Brands need to determine their best emotional fit
According to authors Matarelli and Plapler there are six main ways brands connect with consumers. Think of these as the “six senses” of customer emotions, or a brand’s emotional profile including:
- Nostalgia – The brand uncovers fond memories from long ago and provides an opportunity to relive those cherished moments. A brand that excels at Nostalgia is Disney.
- Indulgence – To commemorate a special occasion or enjoy a luxury experience this is the brand that will deliver. Sephora is the standard for a brand that embodies indulgence.
- Fulfillment – The brand’s products suit needs so well that I can’t think of a reason to look for other options. Runners often have this relationship with their shoes. Cooks with their favorite utensils. And so on.
- Ritual – The brand is an integral part of an individual’s routine. Getting home from a long day of work and watching Netflix is a prime example of the power of ritual.

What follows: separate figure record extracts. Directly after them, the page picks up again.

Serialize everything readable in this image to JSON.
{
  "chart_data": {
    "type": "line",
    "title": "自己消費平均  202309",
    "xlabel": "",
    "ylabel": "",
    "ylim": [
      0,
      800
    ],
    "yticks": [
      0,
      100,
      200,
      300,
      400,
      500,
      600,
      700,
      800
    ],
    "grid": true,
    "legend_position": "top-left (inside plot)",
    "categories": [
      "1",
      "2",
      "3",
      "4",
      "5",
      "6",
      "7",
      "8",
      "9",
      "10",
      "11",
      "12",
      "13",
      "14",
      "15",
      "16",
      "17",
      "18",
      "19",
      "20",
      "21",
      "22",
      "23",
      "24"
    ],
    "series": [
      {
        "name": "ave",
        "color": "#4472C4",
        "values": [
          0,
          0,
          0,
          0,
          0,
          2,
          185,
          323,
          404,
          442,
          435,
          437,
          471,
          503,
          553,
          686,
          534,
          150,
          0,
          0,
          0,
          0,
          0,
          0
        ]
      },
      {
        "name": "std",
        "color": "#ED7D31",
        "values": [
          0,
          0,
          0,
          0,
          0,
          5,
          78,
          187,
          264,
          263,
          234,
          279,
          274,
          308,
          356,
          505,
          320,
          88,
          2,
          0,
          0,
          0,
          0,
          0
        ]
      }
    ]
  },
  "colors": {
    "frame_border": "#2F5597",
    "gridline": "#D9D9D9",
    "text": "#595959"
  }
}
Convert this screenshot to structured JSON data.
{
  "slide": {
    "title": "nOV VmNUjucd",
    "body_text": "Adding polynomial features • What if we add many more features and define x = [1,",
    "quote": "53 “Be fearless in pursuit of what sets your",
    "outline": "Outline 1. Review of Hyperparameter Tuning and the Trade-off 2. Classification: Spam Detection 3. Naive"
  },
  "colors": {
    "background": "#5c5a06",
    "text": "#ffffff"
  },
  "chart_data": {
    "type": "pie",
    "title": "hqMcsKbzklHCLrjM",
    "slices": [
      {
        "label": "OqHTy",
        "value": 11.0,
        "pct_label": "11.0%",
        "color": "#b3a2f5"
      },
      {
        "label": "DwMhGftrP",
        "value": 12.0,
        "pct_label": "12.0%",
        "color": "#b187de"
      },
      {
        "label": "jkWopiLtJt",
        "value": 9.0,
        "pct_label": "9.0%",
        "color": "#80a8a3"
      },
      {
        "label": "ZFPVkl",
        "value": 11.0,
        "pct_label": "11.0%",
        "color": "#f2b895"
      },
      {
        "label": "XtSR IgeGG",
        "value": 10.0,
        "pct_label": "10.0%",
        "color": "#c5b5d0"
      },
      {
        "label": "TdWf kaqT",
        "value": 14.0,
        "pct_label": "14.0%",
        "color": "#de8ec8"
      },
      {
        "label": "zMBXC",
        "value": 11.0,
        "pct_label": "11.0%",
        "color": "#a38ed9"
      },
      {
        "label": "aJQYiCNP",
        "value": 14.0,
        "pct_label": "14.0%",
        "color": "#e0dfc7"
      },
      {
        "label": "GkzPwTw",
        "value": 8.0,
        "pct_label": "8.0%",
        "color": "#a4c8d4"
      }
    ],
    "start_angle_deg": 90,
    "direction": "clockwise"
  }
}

- Enhancement – The brand makes life easier and more enjoyable. Microsoft Office has this effect in the workplace. Sometimes.
- Identity – The brand is part of your personality. Subaru owners often self-identify as a “Subaru driver.” The term conveys all kinds of meaning about the owner’s personality.
The highest scorers for brand intimacy—authors name Apple, Disney, and Harley-Davidson—tend to receive high marks in at least a few of these categories. The idea is to determine which of the above “senses” best fit your brand. And then use it to form the foundation of your integrated messaging campaigns.
Customers desire different emotions depending on the brand niche
Crafting a brand image around customer emotions is great, but it has to match the needs of the customer as well. A brand may be too expensive for the target audience to work it into a ritual or part of every day, for example. Household staples are typically not going to be part of one’s identity. ( Unless it’s a Sharpie and you’re in communications.)
The experience still needs to be coherent
The hardest part about maintaining a brand’s image is that everything the company does must uphold that image. This provides a great opportunity to build self-reinforcing infrastructure. Owned media – the website, email marketing, social media presence – must be consistent. Aligning marketing messages across channels is a must. It’s really the same old integrated marketing strategy we use every day here at Wax. But I think the author’s point is valid in that it has to be consistent and coherent. This approach requires a commitment.
Brands can’t stalk their customers
One of the worst sins a brand can commit is to try to do too much in pursuit of a customer’s affection. The authors use the example when Apple surreptitiously loaded a U2 album onto everyone’s devices. Although it was free of charge no one asked for Apple to do so. Many people felt like their privacy was violated by Apple overstepping its bounds. Brands can’t be stalkers, and this is particularly important with digital marketing practices. There have to be decent boundaries.
It’s impossible to summarize all the information from Brand Intimacy. We really encourage you to buy this book and take a fresh look at your own brand from an emotional perspective. Building intimacy takes time, but Matarelli and Plapler really prove there is considerable marketing ROI.